Antes de abrir el sobre, el presidente de la Junta estrechó cordial y fuertemente la mano del primer mensajero mandado desde Valencia al Madrid asediado.
Se sentó a la mesa y buscó con la mirada la hoja de marfil para cortar papeles, del ex ministerio. No se encontró. Nosotros esperábamos. Con un sujetapapeles de alambre desgarró el apretado papel vergueteado. Sacó la carta. La leyó. Miró al oficial recién llegado. Volvió a leerla.
Se levantó de la mesa con la carta en la mano; despacio, con pasos de plomo, acarminado, flácidas las mejillas, se dirigió hacia la salida; luego, de súbito, volvió atrás, hacia la mesa, sacó de debajo de ella el cesto para los papeles, arrojó allí la carta y se alejó rápidamente.
Nos precipitamos al cesto, sacamos la carta. Nadie nos lo impidió.

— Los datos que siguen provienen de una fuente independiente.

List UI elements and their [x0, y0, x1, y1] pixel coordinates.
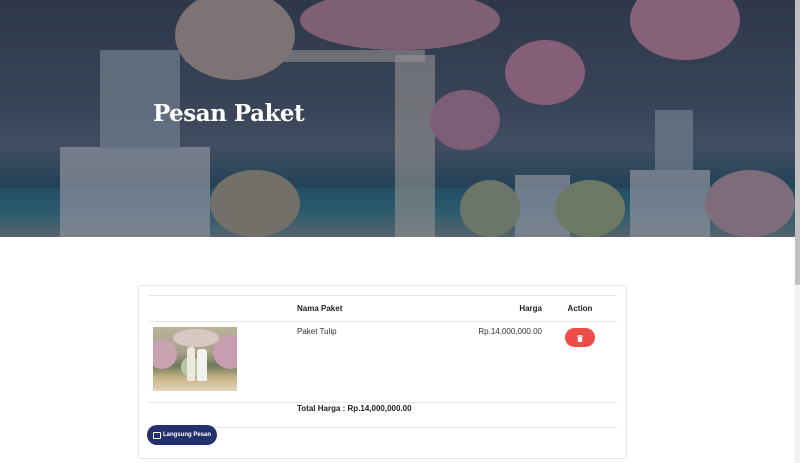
scrollbar-thumb[interactable]: [795, 0, 800, 285]
package-thumbnail: [153, 327, 237, 391]
column-header-action: Action: [543, 295, 617, 322]
trash-icon: [577, 335, 583, 342]
table-row: Paket Tulip Rp.14,000,000.00: [148, 321, 617, 403]
column-header-image: [148, 295, 296, 322]
hero-banner: Pesan Paket: [0, 0, 795, 237]
page-title: Pesan Paket: [153, 100, 305, 127]
order-now-label: Langsung Pesan: [163, 432, 212, 438]
action-cell: [543, 321, 617, 403]
order-now-button[interactable]: Langsung Pesan: [147, 425, 217, 445]
page-scrollbar[interactable]: [795, 0, 800, 463]
package-image-cell: [148, 321, 296, 403]
hero-overlay: [0, 0, 795, 237]
cart-table: Nama Paket Harga Action Paket Tulip Rp.1…: [148, 295, 617, 428]
check-square-icon: [153, 431, 161, 439]
table-header-row: Nama Paket Harga Action: [148, 295, 617, 322]
total-price: Total Harga : Rp.14,000,000.00: [296, 402, 617, 428]
column-header-price: Harga: [448, 295, 543, 322]
delete-item-button[interactable]: [565, 328, 595, 347]
package-name: Paket Tulip: [296, 321, 448, 403]
cart-card: Nama Paket Harga Action Paket Tulip Rp.1…: [138, 285, 627, 459]
package-price: Rp.14,000,000.00: [448, 321, 543, 403]
column-header-name: Nama Paket: [296, 295, 448, 322]
total-row: Total Harga : Rp.14,000,000.00: [148, 402, 617, 428]
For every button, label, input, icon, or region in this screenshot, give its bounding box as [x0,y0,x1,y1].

El jefe del gobierno y ministro de la Guerra, Largo Caballero, se dirigía por carta al general, presidente de la Junta de Defensa de Madrid, con un ruego urgente: dado que el Ministerio de la Guerra y el Estado Mayor Central, al partir, no tuvieron tiempo de llevarse consigo la vajilla de mesa y la mantelería, cosa que ahora da origen a ciertas dificultades, se entregarán al portador de la presente, los servicios de mesa y de té del Ministerio de la Guerra, con los correspondientes juegos de manteles y servilletas, y, asimismo, se le facilitará el autotransporte necesario para trasladar inmediatamente los objetos citados a Valencia...
... Al atardecer la situación se complicó en gran manera. La batalla se hizo encarnizada junto al puente de la Princesa. Por dos veces los moros se abrieron paso hasta el río, de donde por milagro se logró desalojarlos. De nuevo voló la aviación, que ha causado grandes daños; nuestros cazas la alcanzaron, es cierto, pero ya fuera del recinto de la capital, después del bombardeo; derribaron un Heinkel. Uno de los «chatos» quedó ligeramente averiado, se vio obligado a aterrizar en Vicálvaro, en territorio nuestro. Después volaron algunos aparatos de bombardeo republicanos, bombardearon la parte occidental de la Casa de Campo, ocupada por los fascistas. Encontraron, por el camino de Humera, una columna de tanques italianos y la bombardearon. En el sector de la cárcel Modelo, los milicianos agotaron sus cartuchos, y alguien empezó a hacer agitación para que se retiraran. Por poco lo logran. La artillería pesada de los facciosos se ha aproximado por alguna parte y ha comenzado a destruir casas más allá de la plaza de España. De Carabanchel Bajo han logrado pasar a nuestro lado dos mujeres; cuentan que allí, desde hace tres días, se está realizando una monstruosa matanza de obreros. No son sólo fusilamientos, no —los fascistas dicen que es necesario ahorrar cartuchos— sino una auténtica degollina. Moros y falangistas se ejercitan en cortar el cuello, de oreja a oreja, a los obreros atados.